Giving your cockatiel more attention is the best way to resolve this type of biting. If it bites you, correct it firmly, but once it’s been disciplined with a time-out, give it your full attention. Ensure the time-out is long enough, so your bird doesn’t feel rewarded for biting.
● Provide mental stimulation
Provide your cockatiel with toys to focus on. It will bite its toys rather than bite you. Especially for young cockatiels, give them a chew toy after biting you and frown at it.
This gesture will help it see that biting is wrong. Also, if your cockatiel is distressed or scared, a toy will help it diverge its attention from worrying. You can also add another cockatiel to be your cockatiel’s companion.
● Calm the cockatiel down
If you have made any new changes, e.g., a new pet or person, relocated its cage or altered something about yourself. Try calming your cockatiel down before introducing the changes. You can play calm classical music, cover its cage so it can wind down, and speak softly to it.
You can also try handling your cockatiel more when no new faces are around. Once the cockatiel is calm and docile, gently introduce it to the new pet or human so that it becomes used to the notion.
When your cockatiel is aggressive, avoid handling or playing with it. Never force a bird to play with you since it will become frustrating and will not relieve the anxiety that causes biting.
Here are other related questions.
What do I do if my cockatiel attacks me?
Do not yell at the cockatiel. Also, do not reward the cockatiel or stroke your cockatiel after it attacks you.

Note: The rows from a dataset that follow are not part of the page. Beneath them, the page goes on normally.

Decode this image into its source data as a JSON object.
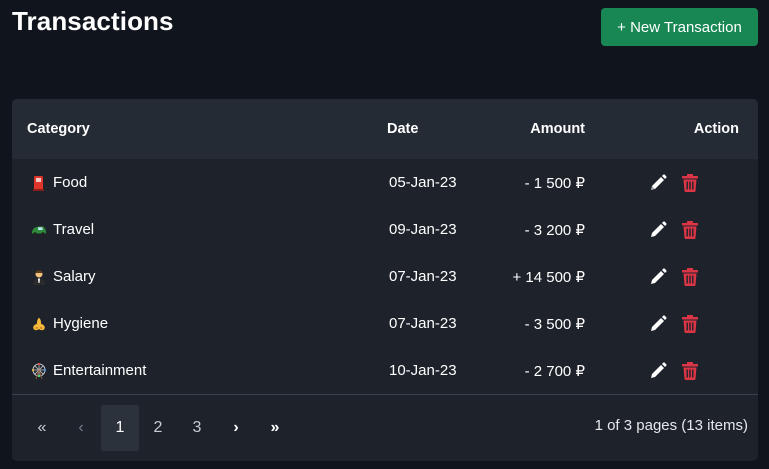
{
  "header": {
    "title": "Transactions",
    "new_button_label": "+ New Transaction"
  },
  "table": {
    "columns": {
      "category": "Category",
      "date": "Date",
      "amount": "Amount",
      "action": "Action"
    },
    "rows": [
      {
        "icon": "fuel-pump-icon",
        "category": "Food",
        "date": "05-Jan-23",
        "amount": "- 1 500 ₽"
      },
      {
        "icon": "car-icon",
        "category": "Travel",
        "date": "09-Jan-23",
        "amount": "- 3 200 ₽"
      },
      {
        "icon": "person-in-suit-icon",
        "category": "Salary",
        "date": "07-Jan-23",
        "amount": "+ 14 500 ₽"
      },
      {
        "icon": "nose-icon",
        "category": "Hygiene",
        "date": "07-Jan-23",
        "amount": "- 3 500 ₽"
      },
      {
        "icon": "ferris-wheel-icon",
        "category": "Entertainment",
        "date": "10-Jan-23",
        "amount": "- 2 700 ₽"
      }
    ]
  },
  "pagination": {
    "first": "«",
    "prev": "‹",
    "pages": [
      "1",
      "2",
      "3"
    ],
    "current_page": "1",
    "next": "›",
    "last": "»",
    "info": "1 of 3 pages (13 items)"
  },
  "colors": {
    "background": "#10141c",
    "card": "#1d222b",
    "header_row": "#252b35",
    "primary_button": "#198754",
    "delete_icon": "#dc3545",
    "edit_icon": "#ffffff"
  }
}
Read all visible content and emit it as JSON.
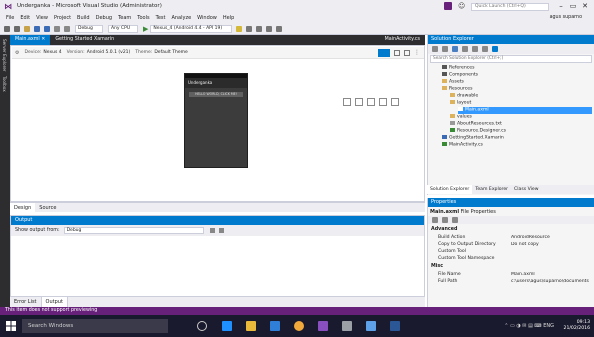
{
  "window": {
    "title": "Underganka - Microsoft Visual Studio (Administrator)",
    "quick_launch_placeholder": "Quick Launch (Ctrl+Q)",
    "user": "agus suparno"
  },
  "menu": [
    "File",
    "Edit",
    "View",
    "Project",
    "Build",
    "Debug",
    "Team",
    "Tools",
    "Test",
    "Analyze",
    "Window",
    "Help"
  ],
  "toolbar": {
    "config": "Debug",
    "platform": "Any CPU",
    "device": "Nexus_4 (Android 4.4 - API 19)"
  },
  "side_tabs": [
    "Server Explorer",
    "Toolbox"
  ],
  "doc_tabs": {
    "tabs": [
      "Main.axml",
      "Getting Started Xamarin"
    ],
    "right_tab": "MainActivity.cs"
  },
  "designer": {
    "device_label": "Device:",
    "device_value": "Nexus 4",
    "version_label": "Version:",
    "version_value": "Android 5.0.1 (v21)",
    "theme_label": "Theme:",
    "theme_value": "Default Theme",
    "phone_title": "Underganka",
    "phone_button": "HELLO WORLD, CLICK ME!"
  },
  "design_tabs": [
    "Design",
    "Source"
  ],
  "output": {
    "title": "Output",
    "show_label": "Show output from:",
    "show_value": "Debug"
  },
  "bottom_tabs": [
    "Error List",
    "Output"
  ],
  "solution_explorer": {
    "title": "Solution Explorer",
    "search_placeholder": "Search Solution Explorer (Ctrl+;)",
    "items": [
      {
        "label": "References",
        "level": 1
      },
      {
        "label": "Components",
        "level": 1
      },
      {
        "label": "Assets",
        "level": 1
      },
      {
        "label": "Resources",
        "level": 1
      },
      {
        "label": "drawable",
        "level": 2
      },
      {
        "label": "layout",
        "level": 2
      },
      {
        "label": "Main.axml",
        "level": 3,
        "selected": true
      },
      {
        "label": "values",
        "level": 2
      },
      {
        "label": "AboutResources.txt",
        "level": 2
      },
      {
        "label": "Resource.Designer.cs",
        "level": 2
      },
      {
        "label": "GettingStarted.Xamarin",
        "level": 1
      },
      {
        "label": "MainActivity.cs",
        "level": 1
      }
    ],
    "tabs": [
      "Solution Explorer",
      "Team Explorer",
      "Class View"
    ]
  },
  "properties": {
    "title": "Properties",
    "object": "Main.axml",
    "object_type": "File Properties",
    "categories": [
      {
        "name": "Advanced",
        "rows": [
          {
            "name": "Build Action",
            "value": "AndroidResource"
          },
          {
            "name": "Copy to Output Directory",
            "value": "Do not copy"
          },
          {
            "name": "Custom Tool",
            "value": ""
          },
          {
            "name": "Custom Tool Namespace",
            "value": ""
          }
        ]
      },
      {
        "name": "Misc",
        "rows": [
          {
            "name": "File Name",
            "value": "Main.axml"
          },
          {
            "name": "Full Path",
            "value": "c:\\users\\agus\\suparno\\documents"
          }
        ]
      }
    ]
  },
  "status": {
    "text": "This item does not support previewing"
  },
  "taskbar": {
    "search_placeholder": "Search Windows",
    "language": "ENG",
    "time": "09:13",
    "date": "21/02/2016"
  },
  "colors": {
    "accent": "#007acc",
    "status": "#68217a",
    "chrome": "#eeeef2"
  }
}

If you shout at a cockatiel, it might get spooked and bite you again.
How do I train my cockatiel to stop attacking you?
Teach your cockatiel to know when you say no. Give it a time-out whenever it bites you. React calmly, withdraw your hand and leave the room. Once the cockatiel has learned that if it bites, it loses playing privileges, it will stop biting you. Ensure you clean the bite mark to prevent infections.
Why is my cockatiel attacking me? If your budgie bites you, identify what makes it react this way. If it is fear, ensure you provide a calm and quiet environment for your cockatiel. If it is due to attention, spend more time with your cockatiel.
In case it bites you, do not yell all shout. Just remain calm and avoid your cockatiel for some time. Train it to stop biting, and eventually, it will learn. We hope this article provides you with the answers you need.